7 On Your Side Investigates: Doctors sounding alarm on medical marijuana

Doctors are sounding the alarm about the lack of research surrounding the use of marijuana to treat pain, even as more as more states legalize the substance for medical and recreational use.

As of 2019, researchers have conducted just 25 clinical trials on cannabis and cannabinoids for pain, according to the American Journal of Endocannabinoid Medicine.

"It is the wild west," said Dr. Sean Morrison, Director of Geriatrics and Palliative Medicine at Mount Sinai. "It is very difficult as prescribers to say, 'Take this much. Take it this frequently.'"

Morrison said marijuana's status as a federally illegal drug has limited funding for research and also has limited training.

A recent survey found nearly nine out of 10 accredited medical schools in the US did not offer endocannabinoid science as an organized course.

"We have had no training in how to prescribe it, and we've had, really, no training in what are the side effects that we look for, or as importantly, how does this medication interact with other medications," said Dr. Morrison, who specializes in treating pain and added that he's had to seek out information independently of formal training to better serve his patients.

Right now, 33 states and Washington DC have legalized marijuana at the very least for medical use, and a growing number of the more than 50 million Americans that the Centers for Disease Control estimates suffer from chronic pain are turning to the substance, often as an alternative to powerful and potentially addictive opioids.

Across the Tri-State Area, more than 195,000 people are registered medical marijuana patients.

According to the New York and New Jersey Departments of Health and the Connecticut Department of Consumer Protection, there are more than 98,000 registered medical marijuana patients in New York, more than 59,000 in New Jersey, and more than 37,000 in Connecticut.
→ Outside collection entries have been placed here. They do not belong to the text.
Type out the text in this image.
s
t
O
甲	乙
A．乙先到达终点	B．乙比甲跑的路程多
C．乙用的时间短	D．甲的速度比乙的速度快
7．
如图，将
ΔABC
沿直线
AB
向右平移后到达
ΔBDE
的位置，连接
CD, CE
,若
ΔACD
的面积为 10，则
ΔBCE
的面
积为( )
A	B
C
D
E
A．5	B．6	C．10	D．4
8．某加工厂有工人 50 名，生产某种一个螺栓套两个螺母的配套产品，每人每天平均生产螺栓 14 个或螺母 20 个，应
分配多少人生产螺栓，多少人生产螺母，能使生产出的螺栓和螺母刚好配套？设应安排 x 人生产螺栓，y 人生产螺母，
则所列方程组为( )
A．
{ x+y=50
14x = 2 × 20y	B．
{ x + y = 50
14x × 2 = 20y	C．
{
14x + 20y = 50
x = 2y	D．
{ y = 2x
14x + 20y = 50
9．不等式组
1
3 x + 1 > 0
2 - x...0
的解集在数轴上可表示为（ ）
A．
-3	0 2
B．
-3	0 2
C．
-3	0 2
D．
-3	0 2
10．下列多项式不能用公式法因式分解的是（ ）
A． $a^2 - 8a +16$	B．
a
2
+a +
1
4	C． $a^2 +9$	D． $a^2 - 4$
Doctors like Morrison worry about guiding those patients and having the answers they need.

Several bills in Congress would expand access to marijuana and opportunities for research, and doctors like Morrison hope they pass.

"What I would really like is the investment of the federal government into pain research," Dr. Morrison said. "Preliminary data suggests that it might be, in some circumstances, an effective pain medication and it's an area where we have few effective pain medications. And I think it really is worth studying."